Zambia, IMF Seal Staff-Level Deal to Unlock $194 Million Under Credit Facility
The International Monetary Fund (IMF) and the Government of Zambia have reached a staff-level agreement on the economic policies and reforms required to complete the Fifth Review under the 38-month Extended Credit Facility (ECF) arrangement.
This agreement paves the way for Zambia to access SDR 139.9 million (approximately US$194 million) once approved by the IMF Executive Board in the coming weeks.
The announcement followed an in-country mission led by Ms. Mercedes Vera Martin, IMF Mission Chief for Zambia, from April 29 to May 13, with further discussions held virtually.
Zambia’s economy has shown resilience despite the dual challenges of a severe drought and global economic headwinds, with real GDP growth estimated at 4 percent in 2024, up from the 1.2 percent initially projected during the Fourth Review. Growth was largely driven by stronger mining and non-mining sector activity, especially in ICT, financial services, and construction, coupled with a softer-than-expected contraction in agriculture.
For 2025, real GDP is expected to rise to 5.8 percent, spurred by a rebound in agriculture, increased copper production, and a gradual recovery in electricity generation—though power shortages and reliance on imports are anticipated to persist.

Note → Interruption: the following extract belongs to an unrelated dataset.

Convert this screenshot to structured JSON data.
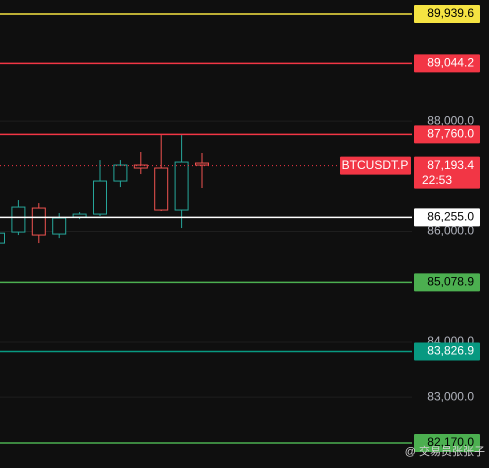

Zambia achieved a primary surplus of 2.9 percent of GDP in 2024, driven by stringent spending controls amid tight financing. However, in 2025, the overall fiscal deficit is expected to widen to 5.3 percent, with a primary balance projected at 1.1 percent. Rising debt servicing costs and new social spending needs have added pressure to the national budget.
In response, the government has committed to revising the 2025 budget, adopting additional revenue measures and reprioritizing expenditures. These measures aim to maintain fiscal and debt sustainability while protecting social and development spending.
Inflation averaged 15 percent year-on-year in 2024 and peaked at 16.8 percent in February 2025, driven by higher food prices and kwacha depreciation. However, inflation is now showing signs of easing, aided by policy rate hikes—currently at 14.5 percent. The IMF emphasized the importance of data-driven monetary policy and enhancing monetary transmission mechanisms to stabilize inflation within the target band.
Zambia’s current account deficit narrowed in 2024, and gross international reserves rose to US$4.7 billion by mid-May 2025, equivalent to 4.1 months of prospective imports. However, the IMF cautioned that delays in external debt restructuring and global uncertainties could pose downside risks. Advancing debt restructuring could help reduce borrowing costs and attract investment.
The IMF commended Zambia’s ongoing homegrown reform agenda, highlighting its potential to generate inclusive, sustainable growth and improve job creation. It encouraged accelerating reforms in tax administration, public financial management, and the business environment, while reducing the state’s role in sectors like agriculture.
“Continued efforts to strengthen governance and transparency are vital for restoring investor confidence and unlocking the private sector’s potential,” Ms. Vera Martin stated.
During the mission, the IMF team met with President Hakainde Hichilema, Finance Minister Dr. Situmbeko Musokotwane, Bank of Zambia Governor Dr. Denny Kalyalya, and other senior officials. The team also engaged with private sector leaders, civil society groups, and development partners.
The IMF expressed appreciation for the warm hospitality and constructive dialogue, emphasizing its continued support for Zambia’s economic recovery and reform efforts.